Many critics criticize Walt Whitman’s Leaves of Grass. The Boston Intelligencer condemned his poetry as full of “bombast, egotism, vulgarity and nonsense". A few critics wanted Whitman to be punished. He deserves “the lash for such a violation of decency”.

It is beyond comprehension why some of the critics called Leaves of Grass a dirty book. We should remember that both R.W. Emerson and Thoreau admired his poetry. Thoreau aptly remarked: “He has spoken more truth than any American or modern that I know. I have found his poem exhilarating, encouraging.” Take for example the following lines:

I know that the hand of God is the promise of my own,

And I know that the spirit of God is the brother of my own,

And that all the men ever born are also my brothers, and the women my sisters and lovers,

And that a kelson of the creation is love.

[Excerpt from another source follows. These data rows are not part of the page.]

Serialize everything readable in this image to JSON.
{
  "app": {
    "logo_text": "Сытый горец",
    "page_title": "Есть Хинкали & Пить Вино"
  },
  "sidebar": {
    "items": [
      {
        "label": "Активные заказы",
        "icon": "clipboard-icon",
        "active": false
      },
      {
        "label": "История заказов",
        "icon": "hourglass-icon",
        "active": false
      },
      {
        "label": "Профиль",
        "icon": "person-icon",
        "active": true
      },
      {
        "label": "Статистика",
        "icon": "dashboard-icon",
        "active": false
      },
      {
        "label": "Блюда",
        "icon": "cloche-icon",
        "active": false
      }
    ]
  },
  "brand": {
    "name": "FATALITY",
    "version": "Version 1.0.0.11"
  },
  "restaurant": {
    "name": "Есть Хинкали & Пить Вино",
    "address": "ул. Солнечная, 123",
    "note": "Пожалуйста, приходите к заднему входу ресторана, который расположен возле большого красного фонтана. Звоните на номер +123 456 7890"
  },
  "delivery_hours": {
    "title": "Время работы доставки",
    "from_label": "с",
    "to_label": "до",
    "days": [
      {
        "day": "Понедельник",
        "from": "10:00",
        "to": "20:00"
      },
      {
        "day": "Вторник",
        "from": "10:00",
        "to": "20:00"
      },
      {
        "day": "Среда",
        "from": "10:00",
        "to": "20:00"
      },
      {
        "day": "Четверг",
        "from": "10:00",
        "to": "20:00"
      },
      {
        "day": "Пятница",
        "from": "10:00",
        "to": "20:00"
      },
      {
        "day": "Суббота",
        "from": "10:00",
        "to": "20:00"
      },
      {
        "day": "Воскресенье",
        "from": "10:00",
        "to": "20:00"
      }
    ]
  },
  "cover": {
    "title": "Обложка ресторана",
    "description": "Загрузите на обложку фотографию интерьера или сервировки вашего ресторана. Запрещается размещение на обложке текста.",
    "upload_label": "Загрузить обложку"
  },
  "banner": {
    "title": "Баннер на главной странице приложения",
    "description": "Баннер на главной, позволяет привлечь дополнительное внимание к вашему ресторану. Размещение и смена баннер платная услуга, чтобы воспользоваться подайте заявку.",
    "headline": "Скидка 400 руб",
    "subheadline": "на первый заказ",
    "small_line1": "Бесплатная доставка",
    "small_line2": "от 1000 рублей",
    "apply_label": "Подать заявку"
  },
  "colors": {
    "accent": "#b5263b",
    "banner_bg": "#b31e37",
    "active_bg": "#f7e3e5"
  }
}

What a magnificent, sharp, noble and clear thought! The lines show a force of Whitman’s originality and spiritual observance. The beauties of the poems included in Leaves of Grass exist above precepts, intuitions that appeal to the heart:

I am the poet of the woman the same as the man,

And I say it is as great to be a woman as to be a man,

And I say there is nothing greater than the mother of men.

The central effort and purpose of Whitman is to express commonplace thoughts in an extraordinary way:

I have no chair, no church, no philosophy,

I lead no man to a dinner-table, library, exchange,

But each man and each woman of you I lead upon a knoll,

My left hand hooking you round the waist,

My right hand pointing to landscapes of continents and the public road.

One of his triumphs is true transcendental poetry. His achievement, in a way, is quite a feat as seen the following immortal lines:

Do I contradict myself?

Very well then I contradict myself,

I am large,I contain multitudes.

Chukovsky rightly says that Whitman’s cosmic poetry gave him new sight with a broad and joyful vision of the world.